Raisch and Gorman were called upon to state their reasons for their recommendations against accepting the petitioner’s bid. They said that the petitioner did not give the required answers to the questionnaire in that in each case the answer stated the name of the company that manufactured the particular piece of equipment, and then added the words “ or equal ”, that this was contrary to the purpose of the questionnaire, and that this made it difficult for the village to check and also gave the petitioner the freedom of substituting any other piece of equipment that it felt was “ or equal ”. They further stated that the specifications required bidders to have regular end*89neering staffs on their permanent payrolls, but that the petitioner had no such permanent engineering staff, that the petitioner called on outside engineers to do their work when the occasion demanded, and that none of the petitioner’s principals was an engineer.
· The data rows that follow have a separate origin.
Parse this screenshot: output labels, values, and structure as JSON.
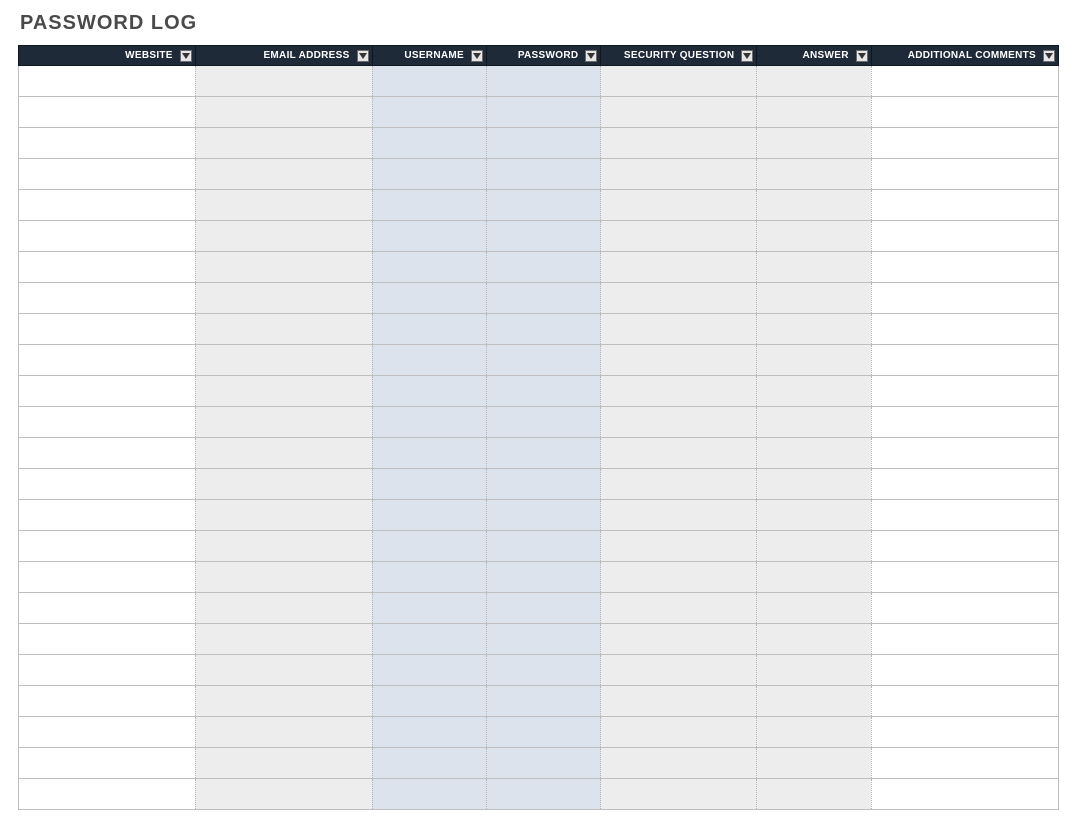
{
  "title": "PASSWORD LOG",
  "columns": [
    {
      "key": "website",
      "label": "WEBSITE"
    },
    {
      "key": "email",
      "label": "EMAIL ADDRESS"
    },
    {
      "key": "username",
      "label": "USERNAME"
    },
    {
      "key": "password",
      "label": "PASSWORD"
    },
    {
      "key": "secq",
      "label": "SECURITY QUESTION"
    },
    {
      "key": "answer",
      "label": "ANSWER"
    },
    {
      "key": "comments",
      "label": "ADDITIONAL COMMENTS"
    }
  ],
  "rows": [
    {
      "website": "",
      "email": "",
      "username": "",
      "password": "",
      "secq": "",
      "answer": "",
      "comments": ""
    },
    {
      "website": "",
      "email": "",
      "username": "",
      "password": "",
      "secq": "",
      "answer": "",
      "comments": ""
    },
    {
      "website": "",
      "email": "",
      "username": "",
      "password": "",
      "secq": "",
      "answer": "",
      "comments": ""
    },
    {
      "website": "",
      "email": "",
      "username": "",
      "password": "",
      "secq": "",
      "answer": "",
      "comments": ""
    },
    {
      "website": "",
      "email": "",
      "username": "",
      "password": "",
      "secq": "",
      "answer": "",
      "comments": ""
    },
    {
      "website": "",
      "email": "",
      "username": "",
      "password": "",
      "secq": "",
      "answer": "",
      "comments": ""
    },
    {
      "website": "",
      "email": "",
      "username": "",
      "password": "",
      "secq": "",
      "answer": "",
      "comments": ""
    },
    {
      "website": "",
      "email": "",
      "username": "",
      "password": "",
      "secq": "",
      "answer": "",
      "comments": ""
    },
    {
      "website": "",
      "email": "",
      "username": "",
      "password": "",
      "secq": "",
      "answer": "",
      "comments": ""
    },
    {
      "website": "",
      "email": "",
      "username": "",
      "password": "",
      "secq": "",
      "answer": "",
      "comments": ""
    },
    {
      "website": "",
      "email": "",
      "username": "",
      "password": "",
      "secq": "",
      "answer": "",
      "comments": ""
    },
    {
      "website": "",
      "email": "",
      "username": "",
      "password": "",
      "secq": "",
      "answer": "",
      "comments": ""
    },
    {
      "website": "",
      "email": "",
      "username": "",
      "password": "",
      "secq": "",
      "answer": "",
      "comments": ""
    },
    {
      "website": "",
      "email": "",
      "username": "",
      "password": "",
      "secq": "",
      "answer": "",
      "comments": ""
    },
    {
      "website": "",
      "email": "",
      "username": "",
      "password": "",
      "secq": "",
      "answer": "",
      "comments": ""
    },
    {
      "website": "",
      "email": "",
      "username": "",
      "password": "",
      "secq": "",
      "answer": "",
      "comments": ""
    },
    {
      "website": "",
      "email": "",
      "username": "",
      "password": "",
      "secq": "",
      "answer": "",
      "comments": ""
    },
    {
      "website": "",
      "email": "",
      "username": "",
      "password": "",
      "secq": "",
      "answer": "",
      "comments": ""
    },
    {
      "website": "",
      "email": "",
      "username": "",
      "password": "",
      "secq": "",
      "answer": "",
      "comments": ""
    },
    {
      "website": "",
      "email": "",
      "username": "",
      "password": "",
      "secq": "",
      "answer": "",
      "comments": ""
    },
    {
      "website": "",
      "email": "",
      "username": "",
      "password": "",
      "secq": "",
      "answer": "",
      "comments": ""
    },
    {
      "website": "",
      "email": "",
      "username": "",
      "password": "",
      "secq": "",
      "answer": "",
      "comments": ""
    },
    {
      "website": "",
      "email": "",
      "username": "",
      "password": "",
      "secq": "",
      "answer": "",
      "comments": ""
    },
    {
      "website": "",
      "email": "",
      "username": "",
      "password": "",
      "secq": "",
      "answer": "",
      "comments": ""
    }
  ]
}
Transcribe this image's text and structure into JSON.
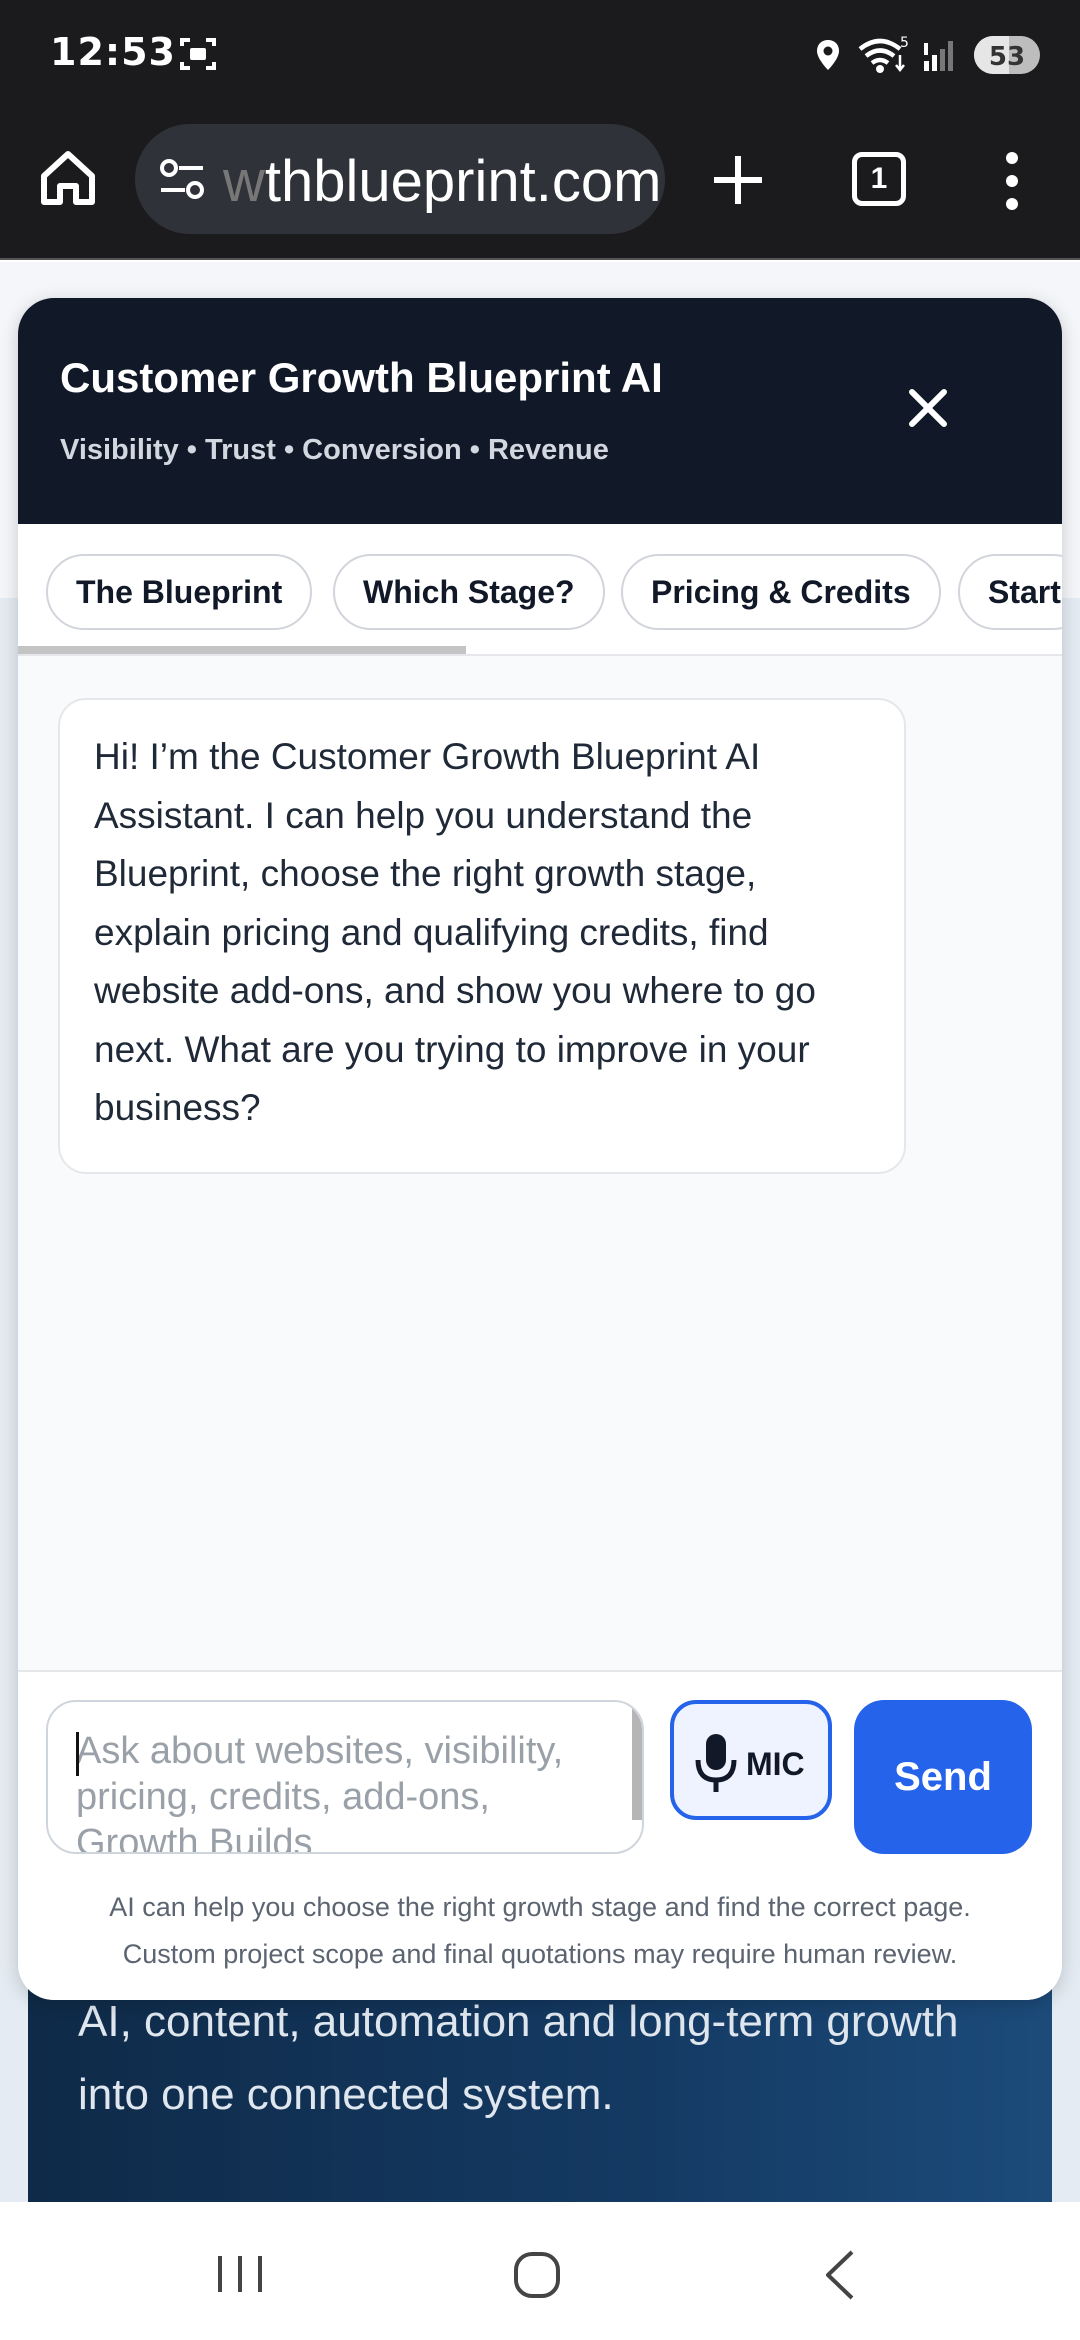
{
  "status_bar": {
    "time": "12:53",
    "icons": [
      "screenshot-icon",
      "location-icon",
      "wifi-icon",
      "signal-icon"
    ],
    "wifi_badge": "5",
    "battery_level": "53"
  },
  "browser": {
    "url_faded": "w",
    "url_visible": "thblueprint.com",
    "tab_count": "1",
    "icons": [
      "home-icon",
      "site-settings-icon",
      "plus-icon",
      "tabs-icon",
      "more-vert-icon"
    ]
  },
  "background_page": {
    "hero_text": "booking, payments, QR marketing, managed AI, content, automation and long-term growth into one connected system."
  },
  "widget": {
    "title": "Customer Growth Blueprint AI",
    "subtitle": "Visibility • Trust • Conversion • Revenue",
    "close_icon": "close-icon",
    "tabs": [
      {
        "label": "The Blueprint"
      },
      {
        "label": "Which Stage?"
      },
      {
        "label": "Pricing & Credits"
      },
      {
        "label": "Start"
      }
    ],
    "messages": [
      {
        "role": "assistant",
        "text": "Hi! I’m the Customer Growth Blueprint AI Assistant. I can help you understand the Blueprint, choose the right growth stage, explain pricing and qualifying credits, find website add-ons, and show you where to go next. What are you trying to improve in your business?"
      }
    ],
    "composer": {
      "placeholder": "Ask about websites, visibility, pricing, credits, add-ons, Growth Builds",
      "mic_label": "MIC",
      "send_label": "Send"
    },
    "disclaimer_line1": "AI can help you choose the right growth stage and find the correct page.",
    "disclaimer_line2": "Custom project scope and final quotations may require human review."
  },
  "nav_bar": {
    "icons": [
      "recent-apps-icon",
      "home-icon",
      "back-icon"
    ]
  },
  "colors": {
    "header_bg": "#111827",
    "accent_blue": "#2563eb",
    "browser_bg": "#1b1b1d"
  }
}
The specifications as to quality, experience and workmanship, they explained, required that the bidder show at least five plants of comparative size that the bidder had built as a prime contractor, but that the petitioner could show only two as a prime contractor, and that those were not of complete plants. Further investigation by Baisch and Gorman, including conversations with the petitioner, disclosed that the petitioner generally operated as a contractor to other firms.
Attorney Foreman, in turn, argued that the petitioner was the low bidder, that to award the contract to a high bidder would be a waste of taxpayers’ money, and that it was illegal to insist that the exact name of the equipment manufacturer be set forth. He also said that the petitioner was qualified because it had just finished a two and a half million installation and that it had done some similar work on other jobs in New York City.
Taxpayer Gohlke argued that a lot of jobs that he knew of were done through subcontractors and that he felt that the award should be given to the petitioner because he was the lowest bidder.
After hearing these four persons the board also had made a part of the record and considered an extensive written report made by consulting engineer Baisch.
The board then conferred and unanimously voted to reject the petitioner’s bid.
The board then went on to consider the bid of the next lowest bidder, that of Nichols. Baisch and Gorman were called upon to state their recommendations. They recommended that Nichols be awarded the contract because their investigation showed long experience and activity in this line of work. They stated that it was an outstanding company in its field, that it had many years of experience, that it had done other work for Baisch, that Nichols had always performed well, that the Nichols bid named specific manufacturers for the required equipment instead of mentioning the alternate “ or equal”, and that the references of Nichols were good. The board then unanimously voted to award the contract to Nichols.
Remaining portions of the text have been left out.